Degradation of three oxygenated alkoxy radicals of atmospheric interest: HOCH2O˙, CH3OCH2O˙, CH3OCH2OCH2O˙. RRKM theoretical study of the β-C–H bond scission and the 1,6-isomerisation kinetics

Abstract

A detailed theoretical study on the pressure and temperature dependence of the rate constants k₁, k₂, k₃ for the thermal β-C–H dissociation of the three radicals: HOCH₂O˙, CH₃OCH₂O˙, CH₃OCH₂OCH₂O˙ is presented. This investigation is extended to the rate constant k₄ for the 1,6-H-shift isomerisation of CH₃OCH₂OCH₂O˙. High-level ab initio computations (CCSD(T)//MP2) have been performed and combined with RRKM theory to obtain rate constants.

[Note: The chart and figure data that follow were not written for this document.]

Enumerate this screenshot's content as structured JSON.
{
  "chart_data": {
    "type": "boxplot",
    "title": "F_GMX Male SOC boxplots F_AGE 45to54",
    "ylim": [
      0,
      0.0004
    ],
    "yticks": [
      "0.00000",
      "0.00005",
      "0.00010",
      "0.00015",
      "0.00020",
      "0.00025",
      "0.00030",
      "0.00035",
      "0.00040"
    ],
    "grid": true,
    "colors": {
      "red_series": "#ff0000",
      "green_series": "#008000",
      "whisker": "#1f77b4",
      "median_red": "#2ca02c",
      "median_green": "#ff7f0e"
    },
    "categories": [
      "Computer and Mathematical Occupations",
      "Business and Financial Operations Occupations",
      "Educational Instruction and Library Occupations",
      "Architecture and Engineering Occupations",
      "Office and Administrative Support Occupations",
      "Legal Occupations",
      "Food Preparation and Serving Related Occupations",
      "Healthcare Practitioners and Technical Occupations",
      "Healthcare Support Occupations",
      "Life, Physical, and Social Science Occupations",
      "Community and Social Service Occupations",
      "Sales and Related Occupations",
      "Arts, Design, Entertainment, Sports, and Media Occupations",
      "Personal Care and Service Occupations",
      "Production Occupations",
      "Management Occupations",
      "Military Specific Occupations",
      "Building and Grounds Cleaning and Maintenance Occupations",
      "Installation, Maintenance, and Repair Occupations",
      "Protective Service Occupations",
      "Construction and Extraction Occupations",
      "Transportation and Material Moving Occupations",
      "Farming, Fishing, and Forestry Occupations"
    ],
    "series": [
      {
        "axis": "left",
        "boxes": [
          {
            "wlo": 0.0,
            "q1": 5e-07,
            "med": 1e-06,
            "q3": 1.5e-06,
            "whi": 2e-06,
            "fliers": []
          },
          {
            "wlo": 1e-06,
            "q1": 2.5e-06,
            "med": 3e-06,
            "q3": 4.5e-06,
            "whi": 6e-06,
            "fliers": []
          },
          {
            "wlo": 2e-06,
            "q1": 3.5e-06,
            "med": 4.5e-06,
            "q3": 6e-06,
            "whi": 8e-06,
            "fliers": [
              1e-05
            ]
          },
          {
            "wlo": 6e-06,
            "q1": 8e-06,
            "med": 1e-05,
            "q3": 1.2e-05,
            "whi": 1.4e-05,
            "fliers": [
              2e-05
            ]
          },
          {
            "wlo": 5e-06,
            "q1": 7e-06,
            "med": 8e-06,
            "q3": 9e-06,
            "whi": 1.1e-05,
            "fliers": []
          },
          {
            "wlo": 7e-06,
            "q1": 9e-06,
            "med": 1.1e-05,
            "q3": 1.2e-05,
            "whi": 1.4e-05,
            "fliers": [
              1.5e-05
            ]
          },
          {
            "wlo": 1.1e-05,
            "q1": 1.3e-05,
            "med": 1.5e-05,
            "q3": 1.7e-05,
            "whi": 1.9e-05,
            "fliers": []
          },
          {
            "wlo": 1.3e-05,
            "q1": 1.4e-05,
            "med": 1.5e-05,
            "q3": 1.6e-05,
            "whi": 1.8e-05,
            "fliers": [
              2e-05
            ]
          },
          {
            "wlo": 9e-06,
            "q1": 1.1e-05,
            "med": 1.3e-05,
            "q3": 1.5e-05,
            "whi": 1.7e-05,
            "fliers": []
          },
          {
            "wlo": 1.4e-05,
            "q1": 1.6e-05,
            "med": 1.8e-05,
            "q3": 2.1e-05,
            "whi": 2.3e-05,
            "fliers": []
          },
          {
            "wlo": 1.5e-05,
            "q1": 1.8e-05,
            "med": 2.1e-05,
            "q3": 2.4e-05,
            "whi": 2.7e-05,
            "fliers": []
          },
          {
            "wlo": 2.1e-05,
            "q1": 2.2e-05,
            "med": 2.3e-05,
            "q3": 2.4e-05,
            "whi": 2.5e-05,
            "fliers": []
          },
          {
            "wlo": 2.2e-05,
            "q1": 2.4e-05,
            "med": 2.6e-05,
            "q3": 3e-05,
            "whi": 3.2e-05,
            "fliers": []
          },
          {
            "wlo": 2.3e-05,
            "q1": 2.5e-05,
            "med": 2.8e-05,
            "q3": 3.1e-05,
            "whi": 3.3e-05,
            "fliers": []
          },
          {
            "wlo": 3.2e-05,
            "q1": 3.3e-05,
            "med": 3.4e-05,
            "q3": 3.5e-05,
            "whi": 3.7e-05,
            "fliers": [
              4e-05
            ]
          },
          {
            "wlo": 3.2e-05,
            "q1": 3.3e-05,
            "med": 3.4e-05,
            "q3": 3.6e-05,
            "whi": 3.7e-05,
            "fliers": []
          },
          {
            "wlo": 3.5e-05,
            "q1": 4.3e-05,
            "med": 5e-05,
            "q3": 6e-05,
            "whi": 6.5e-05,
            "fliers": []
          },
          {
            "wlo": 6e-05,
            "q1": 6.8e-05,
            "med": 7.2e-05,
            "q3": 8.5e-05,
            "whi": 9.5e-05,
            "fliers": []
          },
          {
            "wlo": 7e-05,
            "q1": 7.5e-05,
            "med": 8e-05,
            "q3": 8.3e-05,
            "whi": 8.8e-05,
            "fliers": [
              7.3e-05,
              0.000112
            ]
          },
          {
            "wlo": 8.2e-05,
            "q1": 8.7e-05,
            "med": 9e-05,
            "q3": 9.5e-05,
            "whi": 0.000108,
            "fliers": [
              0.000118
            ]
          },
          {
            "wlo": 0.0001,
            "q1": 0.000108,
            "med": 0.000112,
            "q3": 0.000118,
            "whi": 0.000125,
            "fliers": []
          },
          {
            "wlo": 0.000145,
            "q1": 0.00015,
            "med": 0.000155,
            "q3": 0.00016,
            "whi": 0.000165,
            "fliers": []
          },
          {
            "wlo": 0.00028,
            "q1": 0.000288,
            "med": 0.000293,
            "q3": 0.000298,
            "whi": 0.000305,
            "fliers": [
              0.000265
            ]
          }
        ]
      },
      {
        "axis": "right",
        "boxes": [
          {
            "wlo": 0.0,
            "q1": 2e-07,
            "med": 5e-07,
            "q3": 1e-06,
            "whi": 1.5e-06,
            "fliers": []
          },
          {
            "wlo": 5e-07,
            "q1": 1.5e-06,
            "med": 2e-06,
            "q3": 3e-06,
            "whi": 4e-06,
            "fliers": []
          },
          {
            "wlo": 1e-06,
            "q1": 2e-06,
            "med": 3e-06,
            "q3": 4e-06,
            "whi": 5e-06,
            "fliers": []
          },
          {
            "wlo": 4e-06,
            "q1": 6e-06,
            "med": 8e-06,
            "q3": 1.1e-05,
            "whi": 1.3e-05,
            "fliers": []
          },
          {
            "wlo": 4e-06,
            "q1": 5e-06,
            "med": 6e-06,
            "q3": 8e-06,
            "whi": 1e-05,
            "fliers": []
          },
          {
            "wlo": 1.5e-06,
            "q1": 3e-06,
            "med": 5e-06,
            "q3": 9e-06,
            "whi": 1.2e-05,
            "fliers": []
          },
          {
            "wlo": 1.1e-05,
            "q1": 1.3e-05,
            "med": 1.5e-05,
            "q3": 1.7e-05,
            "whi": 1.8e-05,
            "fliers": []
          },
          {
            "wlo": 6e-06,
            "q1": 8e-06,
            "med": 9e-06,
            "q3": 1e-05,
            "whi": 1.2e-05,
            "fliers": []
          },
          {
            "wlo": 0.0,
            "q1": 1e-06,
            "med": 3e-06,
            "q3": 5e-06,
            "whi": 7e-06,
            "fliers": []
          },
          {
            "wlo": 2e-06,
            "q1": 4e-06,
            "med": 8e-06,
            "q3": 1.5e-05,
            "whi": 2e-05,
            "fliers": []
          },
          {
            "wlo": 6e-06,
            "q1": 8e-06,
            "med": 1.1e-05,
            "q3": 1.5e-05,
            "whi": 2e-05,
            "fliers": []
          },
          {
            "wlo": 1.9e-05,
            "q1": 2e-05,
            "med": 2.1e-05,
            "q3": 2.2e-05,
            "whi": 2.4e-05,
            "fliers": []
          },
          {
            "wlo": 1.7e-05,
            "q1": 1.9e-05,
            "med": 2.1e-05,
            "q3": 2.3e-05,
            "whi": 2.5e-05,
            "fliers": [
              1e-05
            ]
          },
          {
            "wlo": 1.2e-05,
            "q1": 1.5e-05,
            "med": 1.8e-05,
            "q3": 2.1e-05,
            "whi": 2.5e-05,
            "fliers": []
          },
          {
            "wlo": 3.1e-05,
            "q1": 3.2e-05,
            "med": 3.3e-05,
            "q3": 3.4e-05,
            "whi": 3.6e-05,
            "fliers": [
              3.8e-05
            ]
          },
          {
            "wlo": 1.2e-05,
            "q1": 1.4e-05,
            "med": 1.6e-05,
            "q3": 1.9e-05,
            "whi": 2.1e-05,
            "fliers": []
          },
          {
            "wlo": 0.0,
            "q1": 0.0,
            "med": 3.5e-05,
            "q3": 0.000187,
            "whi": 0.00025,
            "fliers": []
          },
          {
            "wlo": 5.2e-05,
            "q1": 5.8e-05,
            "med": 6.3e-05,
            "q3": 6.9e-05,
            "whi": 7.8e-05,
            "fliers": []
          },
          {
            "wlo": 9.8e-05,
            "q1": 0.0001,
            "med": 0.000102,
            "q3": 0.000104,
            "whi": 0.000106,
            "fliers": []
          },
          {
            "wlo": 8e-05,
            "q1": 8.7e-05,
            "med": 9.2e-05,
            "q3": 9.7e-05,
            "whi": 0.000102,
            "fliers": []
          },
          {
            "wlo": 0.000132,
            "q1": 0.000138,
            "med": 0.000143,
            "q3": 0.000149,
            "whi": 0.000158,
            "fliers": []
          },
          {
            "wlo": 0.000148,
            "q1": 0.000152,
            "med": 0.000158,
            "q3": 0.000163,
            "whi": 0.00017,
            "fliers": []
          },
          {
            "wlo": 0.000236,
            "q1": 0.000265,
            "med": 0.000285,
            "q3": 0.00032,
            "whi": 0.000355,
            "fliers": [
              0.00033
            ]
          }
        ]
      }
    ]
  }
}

The β-C–H scission pathway is predicted to occur with an activation energy of 10–13 kcal mol⁻¹. Estimation of the competition between the β-C–H and β-C–O decompositions, the isomerisation process, and the reaction with oxygen has been done. At 760 Torr and 298 K, k₁, k₂, k₃, k₄ are 4.4 × 10⁴ s⁻¹, 5.2 × 10⁴ s⁻¹, 4.2 × 10³ s⁻¹ and 5.6 × 10³ s⁻¹ respectively. An interesting result is that the isomerisation through a seven-membered transition state may compete with the H-atom elimination from the CH₃OCH₂OCH₂O˙ radical.